Yichen Xu, Xiao Wang

We introduce a surface-code cultivation protocol for reusable logical catalyst states that implement exact fine dyadic phase gates $Z^{2^{-b}}$ by phase kickback. The catalyst is an eigenstate of a high-period Clifford circuit $U$, with a direct construction supported on $O(2^b)$ logical qubits. Once cultivated, each invocation implements the target phase through a controlled-$U$ gadget, removing Clifford+$T$ synthesis approximation error from the online gate and making the online non-Clifford depth independent of the target logical accuracy. As a concrete demonstration, we construct a catalyst for $\sqrt{T}=Z^{1/8}$, where $U$ is a nine-qubit brickwork Clifford circuit and controlled-$U$ consists of eight controlled-CNOTs. Starting from nine distance-three rotated-surface-code blocks, we cultivate the catalyst through logical-$U$ checks, syndrome extraction and postselection, code growth, and complementary-gap decoding.

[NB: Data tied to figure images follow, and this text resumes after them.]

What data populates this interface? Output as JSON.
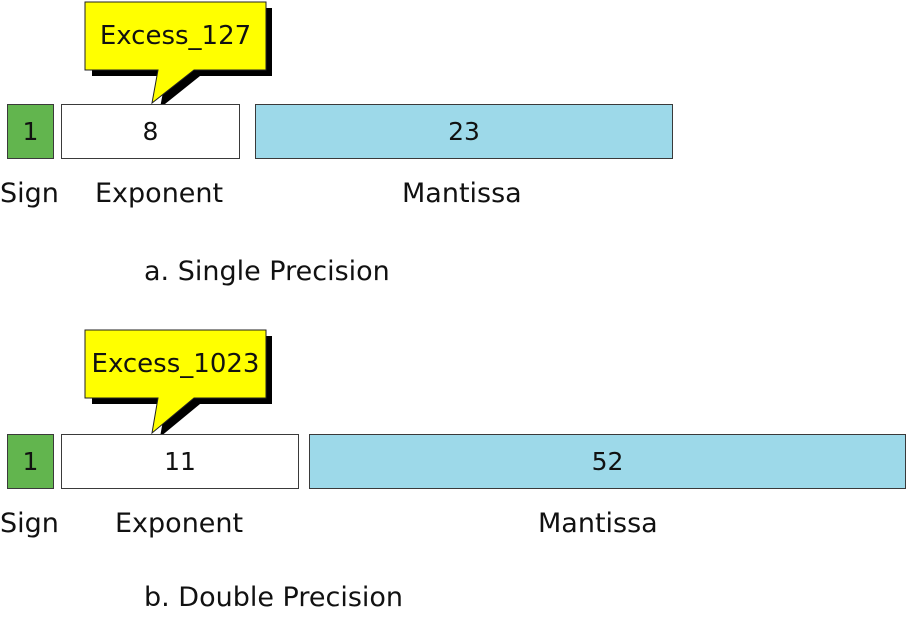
{
  "single": {
    "callout": "Excess_127",
    "sign_bits": "1",
    "exponent_bits": "8",
    "mantissa_bits": "23",
    "sign_label": "Sign",
    "exponent_label": "Exponent",
    "mantissa_label": "Mantissa",
    "caption": "a. Single Precision"
  },
  "double": {
    "callout": "Excess_1023",
    "sign_bits": "1",
    "exponent_bits": "11",
    "mantissa_bits": "52",
    "sign_label": "Sign",
    "exponent_label": "Exponent",
    "mantissa_label": "Mantissa",
    "caption": "b. Double Precision"
  },
  "colors": {
    "sign": "#62b54e",
    "exponent": "#ffffff",
    "mantissa": "#9dd9e9",
    "callout_fill": "#ffff00",
    "callout_shadow": "#000000"
  }
}
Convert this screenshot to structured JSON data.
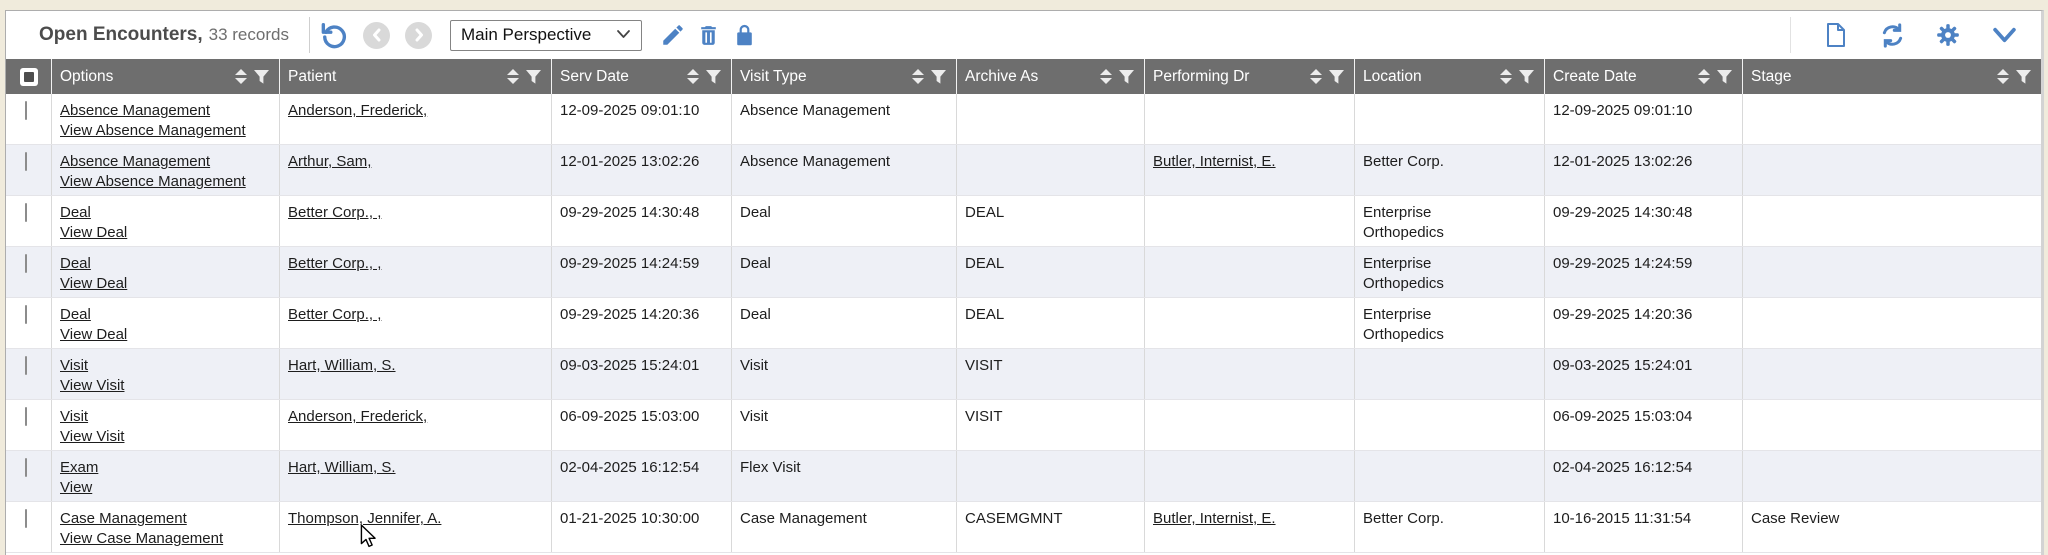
{
  "app": {
    "accent_color": "#4d82c4",
    "header_bg": "#6e6e6e",
    "alt_row_bg": "#eef0f6"
  },
  "toolbar": {
    "title": "Open Encounters,",
    "record_count": "33 records",
    "perspective_selected": "Main Perspective",
    "left_icons": [
      "undo-icon",
      "nav-back-icon",
      "nav-forward-icon",
      "edit-pencil-icon",
      "delete-trash-icon",
      "lock-icon"
    ],
    "right_icons": [
      "new-document-icon",
      "refresh-icon",
      "settings-gear-icon",
      "chevron-down-icon"
    ]
  },
  "table": {
    "columns": [
      {
        "label": "Options"
      },
      {
        "label": "Patient"
      },
      {
        "label": "Serv Date"
      },
      {
        "label": "Visit Type"
      },
      {
        "label": "Archive As"
      },
      {
        "label": "Performing Dr"
      },
      {
        "label": "Location"
      },
      {
        "label": "Create Date"
      },
      {
        "label": "Stage"
      }
    ],
    "rows": [
      {
        "option_action": "Absence Management",
        "option_view": "View Absence Management",
        "patient": "Anderson, Frederick,",
        "serv_date": "12-09-2025 09:01:10",
        "visit_type": "Absence Management",
        "archive_as": "",
        "performing_dr": "",
        "location": "",
        "create_date": "12-09-2025 09:01:10",
        "stage": ""
      },
      {
        "option_action": "Absence Management",
        "option_view": "View Absence Management",
        "patient": "Arthur, Sam,",
        "serv_date": "12-01-2025 13:02:26",
        "visit_type": "Absence Management",
        "archive_as": "",
        "performing_dr": "Butler, Internist, E.",
        "location": "Better Corp.",
        "create_date": "12-01-2025 13:02:26",
        "stage": ""
      },
      {
        "option_action": "Deal",
        "option_view": "View Deal",
        "patient": "Better Corp., ,",
        "serv_date": "09-29-2025 14:30:48",
        "visit_type": "Deal",
        "archive_as": "DEAL",
        "performing_dr": "",
        "location": "Enterprise Orthopedics",
        "create_date": "09-29-2025 14:30:48",
        "stage": ""
      },
      {
        "option_action": "Deal",
        "option_view": "View Deal",
        "patient": "Better Corp., ,",
        "serv_date": "09-29-2025 14:24:59",
        "visit_type": "Deal",
        "archive_as": "DEAL",
        "performing_dr": "",
        "location": "Enterprise Orthopedics",
        "create_date": "09-29-2025 14:24:59",
        "stage": ""
      },
      {
        "option_action": "Deal",
        "option_view": "View Deal",
        "patient": "Better Corp., ,",
        "serv_date": "09-29-2025 14:20:36",
        "visit_type": "Deal",
        "archive_as": "DEAL",
        "performing_dr": "",
        "location": "Enterprise Orthopedics",
        "create_date": "09-29-2025 14:20:36",
        "stage": ""
      },
      {
        "option_action": "Visit",
        "option_view": "View Visit",
        "patient": "Hart, William, S.",
        "serv_date": "09-03-2025 15:24:01",
        "visit_type": "Visit",
        "archive_as": "VISIT",
        "performing_dr": "",
        "location": "",
        "create_date": "09-03-2025 15:24:01",
        "stage": ""
      },
      {
        "option_action": "Visit",
        "option_view": "View Visit",
        "patient": "Anderson, Frederick,",
        "serv_date": "06-09-2025 15:03:00",
        "visit_type": "Visit",
        "archive_as": "VISIT",
        "performing_dr": "",
        "location": "",
        "create_date": "06-09-2025 15:03:04",
        "stage": ""
      },
      {
        "option_action": "Exam",
        "option_view": "View",
        "patient": "Hart, William, S.",
        "serv_date": "02-04-2025 16:12:54",
        "visit_type": "Flex Visit",
        "archive_as": "",
        "performing_dr": "",
        "location": "",
        "create_date": "02-04-2025 16:12:54",
        "stage": ""
      },
      {
        "option_action": "Case Management",
        "option_view": "View Case Management",
        "patient": "Thompson, Jennifer, A.",
        "serv_date": "01-21-2025 10:30:00",
        "visit_type": "Case Management",
        "archive_as": "CASEMGMNT",
        "performing_dr": "Butler, Internist, E.",
        "location": "Better Corp.",
        "create_date": "10-16-2015 11:31:54",
        "stage": "Case Review"
      }
    ]
  }
}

Due to the intrinsic fault tolerance of the phase read-out, a \emph{single} verification round already reaches the leading error-corrected scaling, in contrast to the repeated logical checks required when cultivating single-qubit magic states. A hybrid tensor-network and stabilizer simulation shows that, at physical error rate $p=10^{-3}$, the postselected catalyst can be grown to distance-seven rotated-surface-code blocks with logical leakage rate $\sim 10^{-6}$ using around seven expected attempts, and can be suppressed further with stronger postselection. Compared with existing protocols, our approach trades offline, phase-specific catalyst cultivation for exactness, reusability, and constant-depth online implementation of fixed fine dyadic phases in codes with restricted transversal gate sets.